A LOT of different (overlapping and sometimes conflicting) labels and titles can describe me...MUSICIAN, WRITER, ACTOR, EDUCATOR, ACTIVIST, MOTHER, WIFE, FRIEND, NIECE, Emotional EMBODIMENT CHEERLEADER, and TRUTH-TELLER feel the most important to me now.
I spent a lot of my life feeling like I was failing at EVERYTHING. No matter what.
When things were hard, I felt it was exactly what I deserved. When things were easy, I obsessed about when everything would collapse so I could get back to things being hard (and exactly what I deserved).
Some of this angst was just part of life and learning, but a lot of it, as it turns out, was NOT normal. I was actually (not) dealing with COMPLEX TRAUMA from growing up within an isolated narcissistic family structure centered around my mother’s untreated NARCISSISTIC PERSONALITY DISORDER.

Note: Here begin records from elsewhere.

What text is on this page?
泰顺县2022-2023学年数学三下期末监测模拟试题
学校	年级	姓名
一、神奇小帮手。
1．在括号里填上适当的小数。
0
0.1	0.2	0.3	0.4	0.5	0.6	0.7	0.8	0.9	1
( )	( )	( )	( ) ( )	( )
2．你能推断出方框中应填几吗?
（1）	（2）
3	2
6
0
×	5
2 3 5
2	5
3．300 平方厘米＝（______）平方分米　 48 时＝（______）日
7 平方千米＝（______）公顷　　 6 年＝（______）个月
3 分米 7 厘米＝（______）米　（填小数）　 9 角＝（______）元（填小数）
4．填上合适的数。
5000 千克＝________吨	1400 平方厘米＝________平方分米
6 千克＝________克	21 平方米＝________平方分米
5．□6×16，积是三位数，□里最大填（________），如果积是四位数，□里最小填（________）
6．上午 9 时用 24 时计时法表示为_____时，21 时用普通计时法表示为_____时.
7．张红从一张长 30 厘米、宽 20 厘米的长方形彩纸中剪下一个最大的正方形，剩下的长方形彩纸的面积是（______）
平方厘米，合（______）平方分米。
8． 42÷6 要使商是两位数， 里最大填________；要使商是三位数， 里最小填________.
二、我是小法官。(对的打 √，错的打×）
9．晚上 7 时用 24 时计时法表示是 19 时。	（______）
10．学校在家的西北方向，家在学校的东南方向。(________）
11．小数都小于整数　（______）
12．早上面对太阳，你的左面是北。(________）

A few years ago I started telling the truth about how I grew up and began the process of actively reparenting myself.
It turns out that when we tell the truth about the bad stuff we can finally tell the truth about the good stuff too!
So here I am - feeling more ELECTRIC at this stage of my life than I ever have - USING MY VOICE to finally TAKE UP SPACE on the center stage in my own life!
I’m Elizabeth. I'm Not Failing...I AM.